Introduction
Texte intégral
1Les six contributeurs de cette publication électronique ont abordé la question des périphéries culturelles et scientifiques avec pertinence1. Car il n’est pas évident de cerner ce thème ambivalent. La périphérie est avant tout un concept géométrique et spatial. Ce terme-notion renvoie à une circonférence, une ligne ou une surface placée à l’intérieur d’un volume.
2Bien que dotée d’un espace propre, la périphérie est indissociable d’un centre. C’est en ce sens qu’elle apparaît au début du xxe siècle chez les géographes et les économistes, sous l’impulsion du développement de l’urbanisme. Elle devient une réalité objectivable et mesurable, sa nature se mesurant à l’aune de l’écart avec « le centre », et acquiert une dimension figurée.
3En effet, depuis les prémices de la littérature sur les périphéries, le modèle centre/périphérie prédomine :
« Les territoires s’organiseraient systématiquement de façon hiérarchique, selon une dualité entre un centre dominant et des périphéries dominées2. »
4En première approche, la notion de périphéries culturelles et scientifiques ne semble prendre sens que dans le creux de phénomènes et processus de centralisation et d’émergence de lieux matériels ou immatériels.
5Si le centre constitue le lieu géographique ou symbolique de production de savoirs et d’une culture légitimes, soit de la norme, la périphérie est perçue, quant à elle, comme un espace sous la dépendance et le rayonnement du centre. Cette publication convoque ainsi les notions de perception, représentation et imaginaire, au regard d’une norme légitime.
6Centre/périphérie, couple notionnel, modèle prégnant, binôme se jouant à plusieurs échelles. À nuancer toutefois.
7Ainsi, de nombreux exemples montrent que les dynamiques périphériques ne doivent rien au centre. Réfléchir aux périphéries culturelles et scientifiques conduit ainsi à interroger des concepts connexes : marge, marche, frontière, confins…
8Particulièrement éclairantes sont les théories qui reconsidèrent la hiérarchisation du binôme centre/périphérie, telles la pensée rhizomatique de Deleuze et Guattari3 ou la pensée de la relation, de « l’intervalorisation » et le « Tout monde » d’Édouard Glissant4, mettant en avant les idées de réseaux, de connexions multiples et de mouvements entre les espaces.

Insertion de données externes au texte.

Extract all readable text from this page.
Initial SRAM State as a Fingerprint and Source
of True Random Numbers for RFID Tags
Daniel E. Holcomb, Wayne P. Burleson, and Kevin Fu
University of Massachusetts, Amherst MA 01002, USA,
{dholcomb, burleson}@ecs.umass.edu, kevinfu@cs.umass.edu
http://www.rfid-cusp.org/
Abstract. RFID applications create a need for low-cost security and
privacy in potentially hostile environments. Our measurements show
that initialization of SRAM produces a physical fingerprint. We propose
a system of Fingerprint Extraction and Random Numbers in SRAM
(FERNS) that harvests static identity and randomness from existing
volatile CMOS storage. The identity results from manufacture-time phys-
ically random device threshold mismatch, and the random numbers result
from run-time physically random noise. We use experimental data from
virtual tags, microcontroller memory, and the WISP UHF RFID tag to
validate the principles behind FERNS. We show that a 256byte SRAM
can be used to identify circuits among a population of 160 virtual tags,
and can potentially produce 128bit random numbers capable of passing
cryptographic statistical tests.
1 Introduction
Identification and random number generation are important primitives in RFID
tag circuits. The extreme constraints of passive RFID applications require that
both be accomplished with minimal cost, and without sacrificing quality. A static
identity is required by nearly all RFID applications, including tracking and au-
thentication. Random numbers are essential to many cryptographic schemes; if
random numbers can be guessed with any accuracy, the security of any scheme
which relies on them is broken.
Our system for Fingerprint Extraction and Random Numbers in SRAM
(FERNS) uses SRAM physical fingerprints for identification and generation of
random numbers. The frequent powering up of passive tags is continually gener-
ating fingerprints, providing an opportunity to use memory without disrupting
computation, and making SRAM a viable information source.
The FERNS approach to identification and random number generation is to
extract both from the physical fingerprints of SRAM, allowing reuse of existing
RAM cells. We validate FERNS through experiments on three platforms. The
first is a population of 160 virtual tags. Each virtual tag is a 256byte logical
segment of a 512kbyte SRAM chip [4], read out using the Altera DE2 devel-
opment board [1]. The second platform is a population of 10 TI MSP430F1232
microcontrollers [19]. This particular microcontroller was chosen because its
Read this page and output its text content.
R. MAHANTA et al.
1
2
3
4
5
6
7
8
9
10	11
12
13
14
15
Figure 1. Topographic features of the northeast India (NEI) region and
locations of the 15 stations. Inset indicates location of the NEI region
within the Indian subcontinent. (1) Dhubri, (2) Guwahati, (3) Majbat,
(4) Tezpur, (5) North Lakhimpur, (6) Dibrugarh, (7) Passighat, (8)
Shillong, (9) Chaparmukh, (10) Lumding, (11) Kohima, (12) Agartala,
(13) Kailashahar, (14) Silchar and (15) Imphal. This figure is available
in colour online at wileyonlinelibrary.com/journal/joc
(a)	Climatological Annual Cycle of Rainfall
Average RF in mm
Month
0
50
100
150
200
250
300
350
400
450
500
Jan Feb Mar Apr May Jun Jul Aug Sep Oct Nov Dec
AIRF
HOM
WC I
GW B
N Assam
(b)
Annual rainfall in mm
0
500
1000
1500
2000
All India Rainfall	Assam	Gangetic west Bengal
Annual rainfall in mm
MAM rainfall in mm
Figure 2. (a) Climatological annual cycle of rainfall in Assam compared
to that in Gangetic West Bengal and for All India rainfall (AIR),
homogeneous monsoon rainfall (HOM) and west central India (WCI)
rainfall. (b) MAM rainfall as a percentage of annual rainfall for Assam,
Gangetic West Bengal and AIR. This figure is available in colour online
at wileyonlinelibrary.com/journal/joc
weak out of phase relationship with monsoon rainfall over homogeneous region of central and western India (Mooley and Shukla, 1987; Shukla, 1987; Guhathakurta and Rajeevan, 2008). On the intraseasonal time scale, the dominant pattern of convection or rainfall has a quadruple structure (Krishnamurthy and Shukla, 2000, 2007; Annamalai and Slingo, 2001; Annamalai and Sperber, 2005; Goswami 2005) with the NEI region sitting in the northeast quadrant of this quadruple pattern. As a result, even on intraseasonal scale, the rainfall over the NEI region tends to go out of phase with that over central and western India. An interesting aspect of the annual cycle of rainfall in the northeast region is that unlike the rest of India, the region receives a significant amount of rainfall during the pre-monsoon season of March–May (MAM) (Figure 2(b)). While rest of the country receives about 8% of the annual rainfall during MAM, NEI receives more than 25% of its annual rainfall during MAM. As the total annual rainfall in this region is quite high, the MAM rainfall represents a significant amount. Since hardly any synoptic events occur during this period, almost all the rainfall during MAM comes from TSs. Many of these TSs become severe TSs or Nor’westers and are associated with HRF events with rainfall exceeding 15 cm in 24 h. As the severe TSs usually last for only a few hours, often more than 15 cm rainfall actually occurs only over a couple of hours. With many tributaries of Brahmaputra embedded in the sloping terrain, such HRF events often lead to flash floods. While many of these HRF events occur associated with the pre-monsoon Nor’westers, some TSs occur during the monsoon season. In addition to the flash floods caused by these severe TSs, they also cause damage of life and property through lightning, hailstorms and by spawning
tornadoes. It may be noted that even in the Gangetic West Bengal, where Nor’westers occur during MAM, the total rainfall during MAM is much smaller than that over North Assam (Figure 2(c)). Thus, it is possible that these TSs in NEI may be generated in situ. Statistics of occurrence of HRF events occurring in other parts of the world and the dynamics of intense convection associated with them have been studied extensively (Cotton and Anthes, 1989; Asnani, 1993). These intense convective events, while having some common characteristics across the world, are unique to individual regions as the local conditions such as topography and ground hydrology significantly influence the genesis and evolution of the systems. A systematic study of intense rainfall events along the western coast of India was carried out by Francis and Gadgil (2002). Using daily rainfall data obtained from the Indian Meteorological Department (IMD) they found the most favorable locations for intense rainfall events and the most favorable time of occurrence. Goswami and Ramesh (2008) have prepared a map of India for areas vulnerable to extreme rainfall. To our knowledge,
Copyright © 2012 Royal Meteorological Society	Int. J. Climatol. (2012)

9Les contributions de ces auteurs permettent de revisiter le couple centre/périphérie en présentant des cas qui interrogent les capacités d’agir des périphéries et marges littéraires, linguistiques et scientifiques, ainsi que les stratégies d’autonomisation de ces territoires créatifs. Ces dynamiques entraînant une évolution de ce qui est défini comme « périphérique ». Lieux d’innovation, de pensées nouvelles, les périphéries se forgent une identité et une mémoire spécifique (Nolwenn Kerbastard), apportant leur propre lumière (Julio Velasco).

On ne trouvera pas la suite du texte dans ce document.